Future research in evolution education more broadly may use the causal mapping technique as an assessment tool to assess the variation in individual student understanding, to identify prevailing misconceptions including teleological reasoning and other common misconceptions in evolution education, and to develop further instructional techniques to help overcome them.

6 Conclusions

In this paper, we aimed to draw attention to the educational opportunities provided by an explicit consideration of behavior as a causal factor in the evolution of certain traits. This role of behavioral variation in affecting evolutionary trajectories has been the subject of much discussion throughout the history of evolutionary thought and has attracted new attention in recent decades. Particularly in the realm of human evolution, many traits of concern are linked to behaviors whose emergence cannot be understood by referring to chance genetic mutations alone, such as upright walking, toolmaking, and many other behavioral and cultural traits. We argued that some concerns for teleological reasoning in student explanations may stem from the lack of opportunity given to students to explicitly link behaviors and other proximate mechanisms to the emergence of traits in populations through natural selection. After all, teleological language seems to stem from our everyday experience—as biological organisms—of needs and behavioral responses to needs. We argued that those behavioral responses to perceived needs, or goal-directed behaviors, are important elements in the causal chain leading to the natural selection of morphological traits or genetic dispositions that favor or enable the adaptive behavioral responses to such needs.

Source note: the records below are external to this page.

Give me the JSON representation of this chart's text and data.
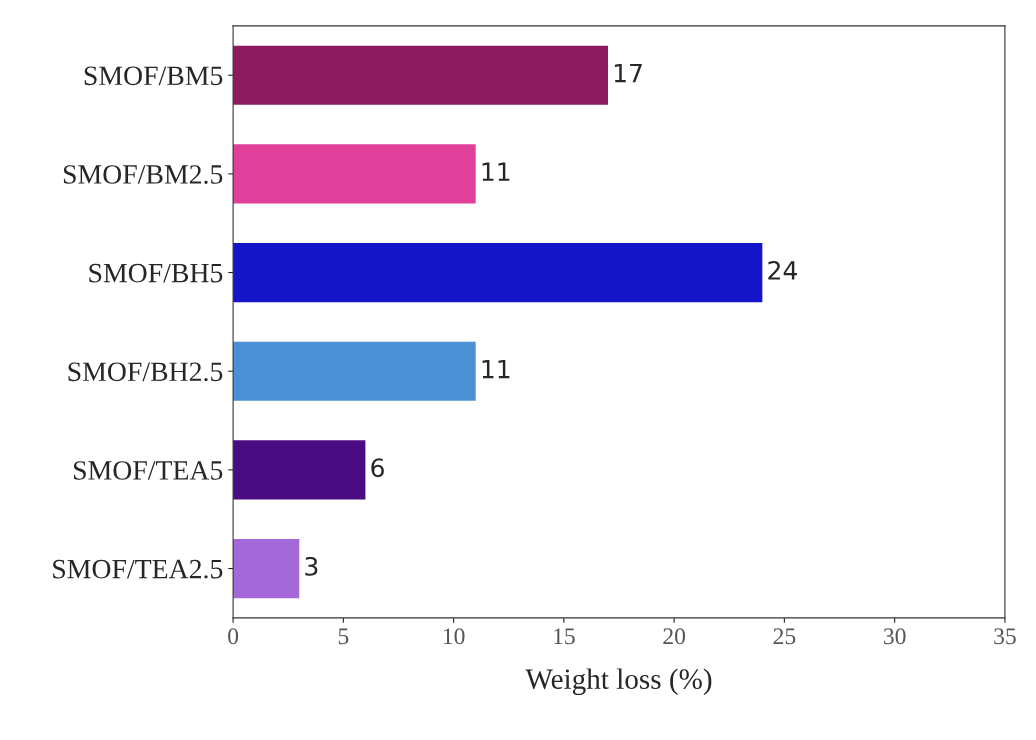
{
  "chart_data": {
    "type": "bar",
    "orientation": "horizontal",
    "xlabel": "Weight loss (%)",
    "categories": [
      "SMOF/BM5",
      "SMOF/BM2.5",
      "SMOF/BH5",
      "SMOF/BH2.5",
      "SMOF/TEA5",
      "SMOF/TEA2.5"
    ],
    "values": [
      17,
      11,
      24,
      11,
      6,
      3
    ],
    "colors": [
      "#8c1a5e",
      "#e0409a",
      "#1414c8",
      "#4a90d4",
      "#4a0c82",
      "#a468d8"
    ],
    "xlim": [
      0,
      35
    ],
    "xticks": [
      0,
      5,
      10,
      15,
      20,
      25,
      30,
      35
    ],
    "data_labels": true,
    "grid": false,
    "legend": false
  }
}
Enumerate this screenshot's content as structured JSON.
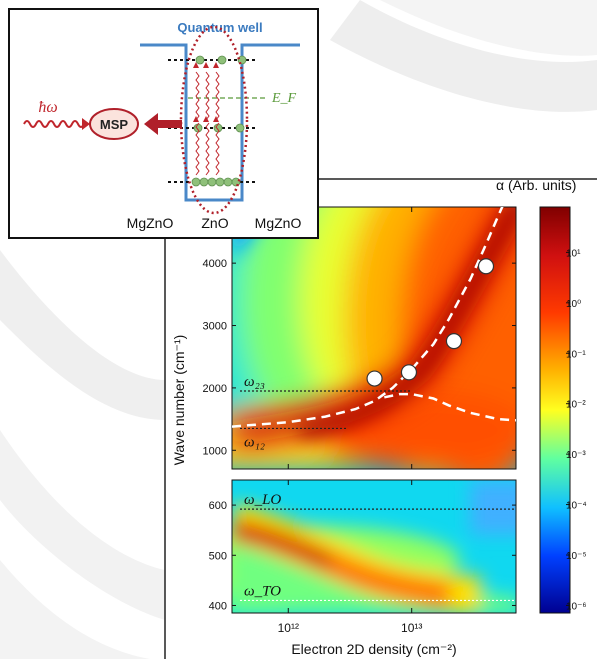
{
  "chart_data": {
    "type": "heatmap",
    "title": "",
    "xlabel": "Electron 2D density (cm⁻²)",
    "x_scale": "log",
    "xlim": [
      350000000000.0,
      70000000000000.0
    ],
    "x_ticks": [
      {
        "value": 1000000000000.0,
        "label": "10¹²"
      },
      {
        "value": 10000000000000.0,
        "label": "10¹³"
      }
    ],
    "ylabel": "Wave number (cm⁻¹)",
    "colorbar": {
      "label": "α (Arb. units)",
      "scale": "log",
      "ticks": [
        {
          "value": 10.0,
          "label": "10¹"
        },
        {
          "value": 1.0,
          "label": "10⁰"
        },
        {
          "value": 0.1,
          "label": "10⁻¹"
        },
        {
          "value": 0.01,
          "label": "10⁻²"
        },
        {
          "value": 0.001,
          "label": "10⁻³"
        },
        {
          "value": 0.0001,
          "label": "10⁻⁴"
        },
        {
          "value": 1e-05,
          "label": "10⁻⁵"
        },
        {
          "value": 1e-06,
          "label": "10⁻⁶"
        }
      ]
    },
    "panels": [
      {
        "name": "top",
        "ylim": [
          700,
          4900
        ],
        "y_ticks": [
          1000,
          2000,
          3000,
          4000
        ],
        "reference_lines": [
          {
            "label": "ω₂₃",
            "y": 1950,
            "x_end": 10000000000000.0
          },
          {
            "label": "ω₁₂",
            "y": 1350,
            "x_end": 3000000000000.0
          }
        ],
        "measured_points": {
          "x": [
            5000000000000.0,
            9500000000000.0,
            22000000000000.0,
            40000000000000.0
          ],
          "y": [
            2150,
            2250,
            2750,
            3950
          ]
        },
        "dashed_curves": [
          {
            "x": [
              350000000000.0,
              1000000000000.0,
              2000000000000.0,
              3500000000000.0,
              5000000000000.0,
              7000000000000.0,
              10000000000000.0,
              15000000000000.0,
              20000000000000.0,
              30000000000000.0,
              40000000000000.0,
              50000000000000.0,
              70000000000000.0
            ],
            "y": [
              1380,
              1450,
              1540,
              1660,
              1790,
              2000,
              2300,
              2700,
              3100,
              3750,
              4300,
              4750,
              5400
            ]
          },
          {
            "x": [
              6000000000000.0,
              8000000000000.0,
              10000000000000.0,
              15000000000000.0,
              20000000000000.0,
              30000000000000.0,
              50000000000000.0,
              70000000000000.0
            ],
            "y": [
              1850,
              1900,
              1900,
              1830,
              1720,
              1600,
              1500,
              1480
            ]
          }
        ]
      },
      {
        "name": "bottom",
        "ylim": [
          385,
          650
        ],
        "y_ticks": [
          400,
          500,
          600
        ],
        "reference_lines": [
          {
            "label": "ω_LO",
            "y": 592
          },
          {
            "label": "ω_TO",
            "y": 410
          }
        ]
      }
    ]
  },
  "inset": {
    "title": "Quantum well",
    "photon_label": "ħω",
    "msp_label": "MSP",
    "fermi_label": "E_F",
    "materials": [
      "MgZnO",
      "ZnO",
      "MgZnO"
    ]
  },
  "colors": {
    "quantum_well": "#4a88c8",
    "wave": "#c0262c",
    "dots": "#8fc07a",
    "fermi": "#5a9a3a",
    "title": "#3a7abf"
  }
}
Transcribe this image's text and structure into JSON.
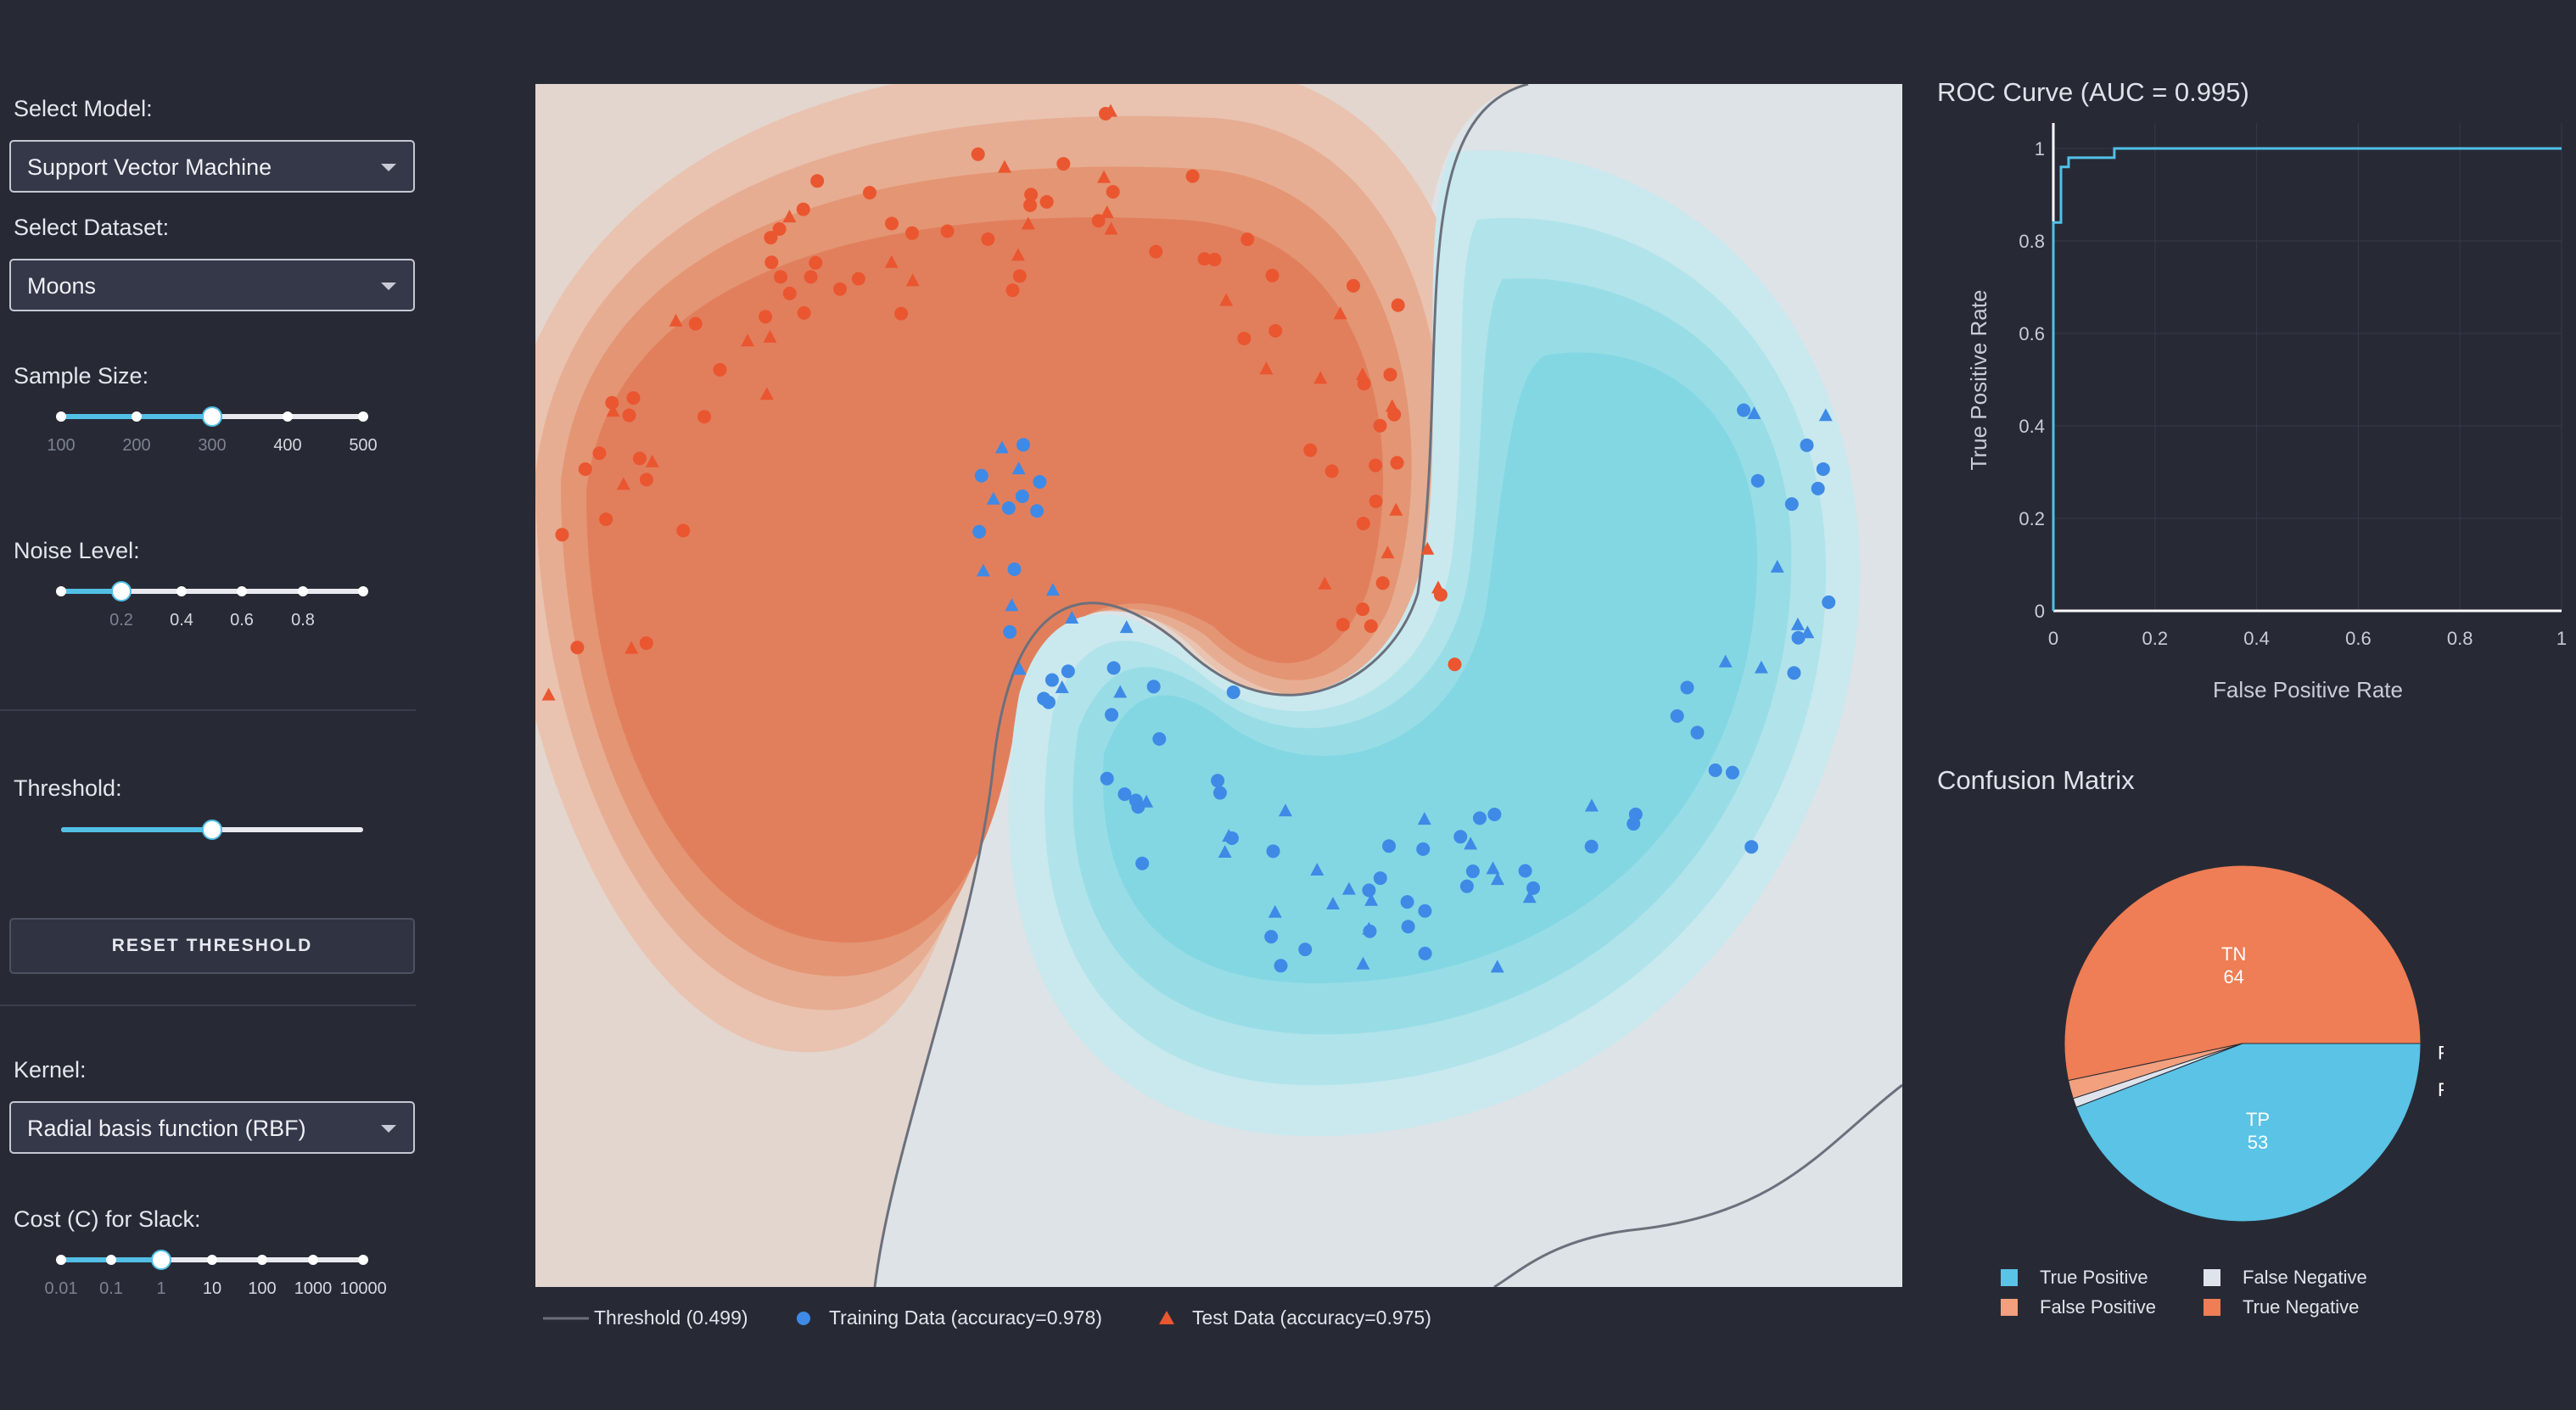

We presented a causal mapping teaching tool that has the potential to elicit and expand student understanding about the role of behaviors, body and brain features, and genes as well as the mechanisms of variation and natural selection in the evolution of traits. Such causal mapping may also provide the opportunity to teach about various concepts in evolutionary biology as well as other topics in the biology curriculum in an integrated fashion, and has the potential to cultivate a more decentralized mindset about the emergence of phenotypes and adaptations in development and evolution. Future research within our DBIR project aims to delineate further guidance to educators regarding the flexible implementation of the teaching tool and opportunities for student assessment across a variety of evolution education contexts.